Key Ideas
1. The challenges brought on by the Industrial Revolution led to a new wave of social reform efforts historians now call the Progressive Era.
2. Women of diverse race, class, age, and social status engaged with and led social reform movements during the Progressive Era.
3. Activism provided many women with an opportunity to step out of traditional roles and influence public life.
Introduction

Unknown photographer, Portrait of women shirtwaist strikers holding copies of “The Call.” A placard with Yiddish writing hands in the background, 1910, 1910. The Kheel Center for Labor-Management Documentation and Archives, Cornell University.
Activism and the Progressive Era
Nearly one hundred years of unfettered industrial growth had taken a toll on society. At the turn of the 20th century, almost every aspect of modern life seemed to need improvement. Tenements and workplaces were unsafe. Urban nightlife threatened public morality. Lack of medical knowledge and sanitary resources led to public health crises. These and other public health and safety concerns birthed a period of intense activism and social reform that historians now call the Progressive Era.
For many women, the political and social activism of the period offered an opportunity to break from traditional roles and make contributions to public life.
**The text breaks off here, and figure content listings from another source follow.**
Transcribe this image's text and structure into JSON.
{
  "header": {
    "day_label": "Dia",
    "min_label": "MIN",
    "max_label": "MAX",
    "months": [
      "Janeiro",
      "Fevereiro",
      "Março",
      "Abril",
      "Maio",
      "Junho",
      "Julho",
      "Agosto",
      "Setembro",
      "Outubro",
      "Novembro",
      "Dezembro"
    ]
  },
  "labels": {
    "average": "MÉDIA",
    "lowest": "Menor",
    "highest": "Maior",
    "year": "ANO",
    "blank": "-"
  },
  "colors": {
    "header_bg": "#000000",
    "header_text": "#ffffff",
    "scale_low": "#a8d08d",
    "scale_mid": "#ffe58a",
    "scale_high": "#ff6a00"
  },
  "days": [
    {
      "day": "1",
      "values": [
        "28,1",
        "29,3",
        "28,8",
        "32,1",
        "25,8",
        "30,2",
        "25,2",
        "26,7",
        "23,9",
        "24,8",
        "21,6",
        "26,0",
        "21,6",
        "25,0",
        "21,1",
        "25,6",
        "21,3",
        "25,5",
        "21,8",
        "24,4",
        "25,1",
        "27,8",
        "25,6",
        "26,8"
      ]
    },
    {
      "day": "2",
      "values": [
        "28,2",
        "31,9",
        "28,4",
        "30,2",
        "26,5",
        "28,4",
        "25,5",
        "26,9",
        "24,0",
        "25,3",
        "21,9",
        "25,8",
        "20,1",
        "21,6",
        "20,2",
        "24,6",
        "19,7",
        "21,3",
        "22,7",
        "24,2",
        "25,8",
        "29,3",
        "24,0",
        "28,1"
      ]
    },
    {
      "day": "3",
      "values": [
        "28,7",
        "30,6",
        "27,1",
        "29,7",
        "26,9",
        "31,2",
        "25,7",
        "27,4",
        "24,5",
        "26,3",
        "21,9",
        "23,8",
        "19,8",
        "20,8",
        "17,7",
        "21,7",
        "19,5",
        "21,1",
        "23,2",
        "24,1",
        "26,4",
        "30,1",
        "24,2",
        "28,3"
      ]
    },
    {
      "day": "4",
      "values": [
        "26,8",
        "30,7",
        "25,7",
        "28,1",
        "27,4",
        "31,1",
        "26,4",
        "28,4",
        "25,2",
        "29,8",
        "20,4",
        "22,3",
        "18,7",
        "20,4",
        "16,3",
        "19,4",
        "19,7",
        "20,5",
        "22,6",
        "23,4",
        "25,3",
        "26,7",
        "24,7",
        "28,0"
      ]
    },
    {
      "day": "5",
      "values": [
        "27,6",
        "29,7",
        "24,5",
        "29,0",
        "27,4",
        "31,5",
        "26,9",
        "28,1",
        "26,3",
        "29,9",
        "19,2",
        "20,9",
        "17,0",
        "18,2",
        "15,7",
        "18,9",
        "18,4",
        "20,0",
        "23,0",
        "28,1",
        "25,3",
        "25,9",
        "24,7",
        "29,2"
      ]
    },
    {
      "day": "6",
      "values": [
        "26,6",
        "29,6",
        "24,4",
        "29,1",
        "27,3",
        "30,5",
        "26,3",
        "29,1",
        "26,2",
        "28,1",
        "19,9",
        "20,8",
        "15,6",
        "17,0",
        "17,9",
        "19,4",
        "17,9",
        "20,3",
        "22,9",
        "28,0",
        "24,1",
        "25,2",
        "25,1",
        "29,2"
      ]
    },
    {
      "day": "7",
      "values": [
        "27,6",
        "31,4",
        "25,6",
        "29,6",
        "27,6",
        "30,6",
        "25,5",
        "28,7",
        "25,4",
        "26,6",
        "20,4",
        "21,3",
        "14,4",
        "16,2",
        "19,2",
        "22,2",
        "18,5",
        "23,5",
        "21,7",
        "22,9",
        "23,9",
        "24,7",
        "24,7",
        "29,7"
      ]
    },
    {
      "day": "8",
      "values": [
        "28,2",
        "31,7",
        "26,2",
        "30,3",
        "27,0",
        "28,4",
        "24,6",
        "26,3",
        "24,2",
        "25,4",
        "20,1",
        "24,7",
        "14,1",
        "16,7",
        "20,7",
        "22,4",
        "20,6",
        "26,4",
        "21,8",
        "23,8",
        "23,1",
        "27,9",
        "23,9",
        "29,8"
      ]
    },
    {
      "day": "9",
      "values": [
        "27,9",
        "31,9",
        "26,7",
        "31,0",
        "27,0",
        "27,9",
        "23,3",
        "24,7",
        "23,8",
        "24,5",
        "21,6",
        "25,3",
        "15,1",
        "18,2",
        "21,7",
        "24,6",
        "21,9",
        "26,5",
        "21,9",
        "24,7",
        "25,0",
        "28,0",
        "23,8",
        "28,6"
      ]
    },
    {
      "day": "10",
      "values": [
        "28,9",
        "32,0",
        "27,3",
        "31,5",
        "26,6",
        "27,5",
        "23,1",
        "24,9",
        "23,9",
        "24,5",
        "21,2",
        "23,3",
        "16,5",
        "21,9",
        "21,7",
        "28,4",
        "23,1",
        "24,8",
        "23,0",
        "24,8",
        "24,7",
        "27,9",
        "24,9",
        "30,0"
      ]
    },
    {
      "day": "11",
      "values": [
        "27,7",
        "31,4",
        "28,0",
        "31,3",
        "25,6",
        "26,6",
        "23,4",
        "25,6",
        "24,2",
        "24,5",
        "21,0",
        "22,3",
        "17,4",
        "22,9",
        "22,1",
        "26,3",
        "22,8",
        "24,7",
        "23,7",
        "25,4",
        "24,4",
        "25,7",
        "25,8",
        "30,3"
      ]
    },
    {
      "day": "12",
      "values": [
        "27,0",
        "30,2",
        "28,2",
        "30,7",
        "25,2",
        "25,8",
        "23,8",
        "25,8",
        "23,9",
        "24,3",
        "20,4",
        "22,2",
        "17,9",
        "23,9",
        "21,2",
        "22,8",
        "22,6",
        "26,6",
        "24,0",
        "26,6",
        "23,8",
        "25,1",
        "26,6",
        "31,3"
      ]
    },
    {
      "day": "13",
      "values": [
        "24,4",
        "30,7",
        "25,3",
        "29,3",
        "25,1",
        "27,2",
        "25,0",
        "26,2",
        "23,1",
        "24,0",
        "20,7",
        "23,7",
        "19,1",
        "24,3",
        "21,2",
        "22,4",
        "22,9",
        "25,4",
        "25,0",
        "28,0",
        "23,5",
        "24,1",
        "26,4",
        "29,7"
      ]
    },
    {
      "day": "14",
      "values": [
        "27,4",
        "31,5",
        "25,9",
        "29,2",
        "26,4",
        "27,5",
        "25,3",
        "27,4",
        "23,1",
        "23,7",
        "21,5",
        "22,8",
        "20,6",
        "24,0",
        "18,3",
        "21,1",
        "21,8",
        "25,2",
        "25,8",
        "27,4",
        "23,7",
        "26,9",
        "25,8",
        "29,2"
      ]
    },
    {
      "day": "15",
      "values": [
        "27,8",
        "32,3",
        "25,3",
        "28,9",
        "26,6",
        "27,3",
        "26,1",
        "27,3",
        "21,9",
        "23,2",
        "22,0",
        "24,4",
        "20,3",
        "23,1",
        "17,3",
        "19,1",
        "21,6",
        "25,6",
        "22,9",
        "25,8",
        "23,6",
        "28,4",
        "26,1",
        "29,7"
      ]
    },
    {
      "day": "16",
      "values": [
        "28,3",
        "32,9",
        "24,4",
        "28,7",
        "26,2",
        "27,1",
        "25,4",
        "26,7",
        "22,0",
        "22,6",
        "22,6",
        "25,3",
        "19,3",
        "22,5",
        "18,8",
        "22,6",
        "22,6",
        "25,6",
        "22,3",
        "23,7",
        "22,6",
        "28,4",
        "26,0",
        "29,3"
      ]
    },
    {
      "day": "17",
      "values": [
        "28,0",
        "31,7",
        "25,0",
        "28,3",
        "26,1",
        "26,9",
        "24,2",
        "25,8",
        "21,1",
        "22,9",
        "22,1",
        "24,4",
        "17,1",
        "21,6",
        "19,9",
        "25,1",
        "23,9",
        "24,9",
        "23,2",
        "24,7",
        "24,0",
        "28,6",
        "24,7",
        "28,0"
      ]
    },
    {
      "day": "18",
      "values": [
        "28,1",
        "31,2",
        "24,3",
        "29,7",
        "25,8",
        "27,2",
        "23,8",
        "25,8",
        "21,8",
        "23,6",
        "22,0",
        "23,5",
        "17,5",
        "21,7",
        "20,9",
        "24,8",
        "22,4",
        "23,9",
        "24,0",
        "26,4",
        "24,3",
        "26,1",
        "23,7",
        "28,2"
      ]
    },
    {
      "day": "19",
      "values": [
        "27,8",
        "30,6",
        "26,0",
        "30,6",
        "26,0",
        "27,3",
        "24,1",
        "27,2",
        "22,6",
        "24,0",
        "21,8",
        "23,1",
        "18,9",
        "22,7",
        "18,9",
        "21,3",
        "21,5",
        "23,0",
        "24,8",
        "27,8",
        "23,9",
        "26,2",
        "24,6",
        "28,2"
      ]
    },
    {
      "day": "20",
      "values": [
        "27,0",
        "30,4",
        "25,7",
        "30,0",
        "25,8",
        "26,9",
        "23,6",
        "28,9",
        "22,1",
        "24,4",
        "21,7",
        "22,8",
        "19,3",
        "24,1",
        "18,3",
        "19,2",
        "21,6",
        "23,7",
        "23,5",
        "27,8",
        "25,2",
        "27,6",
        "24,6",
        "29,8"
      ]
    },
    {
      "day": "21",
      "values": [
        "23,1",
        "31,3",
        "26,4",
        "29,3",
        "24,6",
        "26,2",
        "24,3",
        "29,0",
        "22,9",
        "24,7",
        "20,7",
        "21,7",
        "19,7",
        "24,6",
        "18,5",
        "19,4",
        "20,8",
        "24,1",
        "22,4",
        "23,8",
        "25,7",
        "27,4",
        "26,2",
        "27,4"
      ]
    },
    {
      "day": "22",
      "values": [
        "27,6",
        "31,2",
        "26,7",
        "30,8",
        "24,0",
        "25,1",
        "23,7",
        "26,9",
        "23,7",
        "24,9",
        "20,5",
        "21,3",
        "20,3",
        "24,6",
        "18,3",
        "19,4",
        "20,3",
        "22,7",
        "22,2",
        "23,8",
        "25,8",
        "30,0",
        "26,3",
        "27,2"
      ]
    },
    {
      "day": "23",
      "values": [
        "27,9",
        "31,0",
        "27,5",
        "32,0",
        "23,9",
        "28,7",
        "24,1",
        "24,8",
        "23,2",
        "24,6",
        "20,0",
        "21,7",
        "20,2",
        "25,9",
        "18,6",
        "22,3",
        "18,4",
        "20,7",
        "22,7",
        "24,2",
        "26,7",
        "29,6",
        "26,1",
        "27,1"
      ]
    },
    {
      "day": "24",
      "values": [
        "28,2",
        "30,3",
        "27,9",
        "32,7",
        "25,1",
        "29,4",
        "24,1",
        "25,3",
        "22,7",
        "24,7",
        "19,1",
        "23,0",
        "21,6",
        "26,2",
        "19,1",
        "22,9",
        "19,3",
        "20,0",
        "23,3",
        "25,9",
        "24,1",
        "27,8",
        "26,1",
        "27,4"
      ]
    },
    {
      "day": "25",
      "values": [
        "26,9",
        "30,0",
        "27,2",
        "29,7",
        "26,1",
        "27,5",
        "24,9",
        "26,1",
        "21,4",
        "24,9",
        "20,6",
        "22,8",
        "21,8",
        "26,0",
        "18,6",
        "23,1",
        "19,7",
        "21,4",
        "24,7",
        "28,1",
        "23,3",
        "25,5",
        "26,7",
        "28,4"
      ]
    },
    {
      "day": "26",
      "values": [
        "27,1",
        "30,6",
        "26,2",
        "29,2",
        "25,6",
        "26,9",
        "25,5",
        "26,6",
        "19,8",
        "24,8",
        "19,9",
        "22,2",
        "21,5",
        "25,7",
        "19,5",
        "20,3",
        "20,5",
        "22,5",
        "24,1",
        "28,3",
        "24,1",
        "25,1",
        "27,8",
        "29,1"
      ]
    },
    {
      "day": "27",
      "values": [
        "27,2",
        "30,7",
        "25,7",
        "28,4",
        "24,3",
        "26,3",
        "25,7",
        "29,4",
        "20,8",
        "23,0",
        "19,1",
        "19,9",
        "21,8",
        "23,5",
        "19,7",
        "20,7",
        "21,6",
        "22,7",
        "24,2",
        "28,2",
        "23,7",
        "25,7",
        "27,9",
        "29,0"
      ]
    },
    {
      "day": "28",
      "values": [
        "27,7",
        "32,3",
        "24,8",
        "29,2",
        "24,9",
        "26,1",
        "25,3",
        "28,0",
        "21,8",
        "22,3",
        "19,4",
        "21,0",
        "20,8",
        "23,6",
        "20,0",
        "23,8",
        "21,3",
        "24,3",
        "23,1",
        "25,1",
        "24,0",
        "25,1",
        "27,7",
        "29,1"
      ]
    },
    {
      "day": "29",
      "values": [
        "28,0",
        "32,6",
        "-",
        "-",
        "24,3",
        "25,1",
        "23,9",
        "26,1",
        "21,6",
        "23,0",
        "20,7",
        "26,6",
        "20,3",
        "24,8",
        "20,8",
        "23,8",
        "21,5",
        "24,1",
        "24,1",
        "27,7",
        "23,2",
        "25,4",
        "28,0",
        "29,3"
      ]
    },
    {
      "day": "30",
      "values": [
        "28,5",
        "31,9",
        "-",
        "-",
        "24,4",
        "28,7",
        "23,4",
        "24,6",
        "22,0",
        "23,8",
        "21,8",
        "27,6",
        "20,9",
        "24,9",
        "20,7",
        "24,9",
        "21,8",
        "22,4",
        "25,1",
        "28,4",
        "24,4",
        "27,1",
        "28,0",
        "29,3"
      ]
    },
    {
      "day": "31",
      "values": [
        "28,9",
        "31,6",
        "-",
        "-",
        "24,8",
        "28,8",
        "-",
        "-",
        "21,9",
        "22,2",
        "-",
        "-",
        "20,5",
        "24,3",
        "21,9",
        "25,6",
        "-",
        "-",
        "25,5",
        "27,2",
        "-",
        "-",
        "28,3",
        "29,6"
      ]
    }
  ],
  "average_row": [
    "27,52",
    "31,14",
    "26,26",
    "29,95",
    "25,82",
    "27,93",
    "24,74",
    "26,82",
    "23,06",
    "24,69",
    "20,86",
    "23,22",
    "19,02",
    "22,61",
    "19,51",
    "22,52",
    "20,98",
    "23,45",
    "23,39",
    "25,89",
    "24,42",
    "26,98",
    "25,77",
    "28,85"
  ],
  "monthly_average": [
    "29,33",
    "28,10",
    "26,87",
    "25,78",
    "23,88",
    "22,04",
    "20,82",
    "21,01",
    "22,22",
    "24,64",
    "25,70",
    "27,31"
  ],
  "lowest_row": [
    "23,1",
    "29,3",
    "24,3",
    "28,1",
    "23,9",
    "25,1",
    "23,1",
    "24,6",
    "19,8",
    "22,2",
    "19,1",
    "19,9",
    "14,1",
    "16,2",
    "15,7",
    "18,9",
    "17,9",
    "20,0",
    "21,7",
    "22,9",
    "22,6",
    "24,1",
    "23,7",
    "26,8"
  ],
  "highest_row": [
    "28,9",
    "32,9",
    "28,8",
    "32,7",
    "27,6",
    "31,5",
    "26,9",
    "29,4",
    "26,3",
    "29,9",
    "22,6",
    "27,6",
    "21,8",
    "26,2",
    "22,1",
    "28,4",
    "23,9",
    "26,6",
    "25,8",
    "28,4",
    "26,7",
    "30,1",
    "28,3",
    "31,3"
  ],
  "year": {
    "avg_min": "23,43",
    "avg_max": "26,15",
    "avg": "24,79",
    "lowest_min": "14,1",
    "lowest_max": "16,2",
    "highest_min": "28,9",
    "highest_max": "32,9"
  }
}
Social reformers included national figures traveling the world to speak to mass audiences, artists documenting the horrors of urban life, and laborers risking their lives and livelihoods on the picket line. Women shared insight about social norms and behaviors, fought for social justice issues, and participated in national reform movements like temperance.
Social reformers came from almost every walk of life and included women from different racial, economic, and geographic backgrounds. Young women fought for fair labor practices in the garment industry of New York and the laundries of Texas and Oregon. Social workers and nurses opened settlement houses and clinics to serve poor immigrant communities. Extremists advocated for the total abandonment of social and political constructs that prevented women from achieving equality. Women were more often than not the driving force behind the turn-of-the-century spirit of reform.
Section Essential Questions
1. What specific social and political challenges did social reformers respond to in this era? How did these challenges affect women?
2. How did women become involved in social reform? What did they do? How did they justify their work to those who thought women belonged in the home?
3. What role did race and class play in shaping a woman’s social reform interests?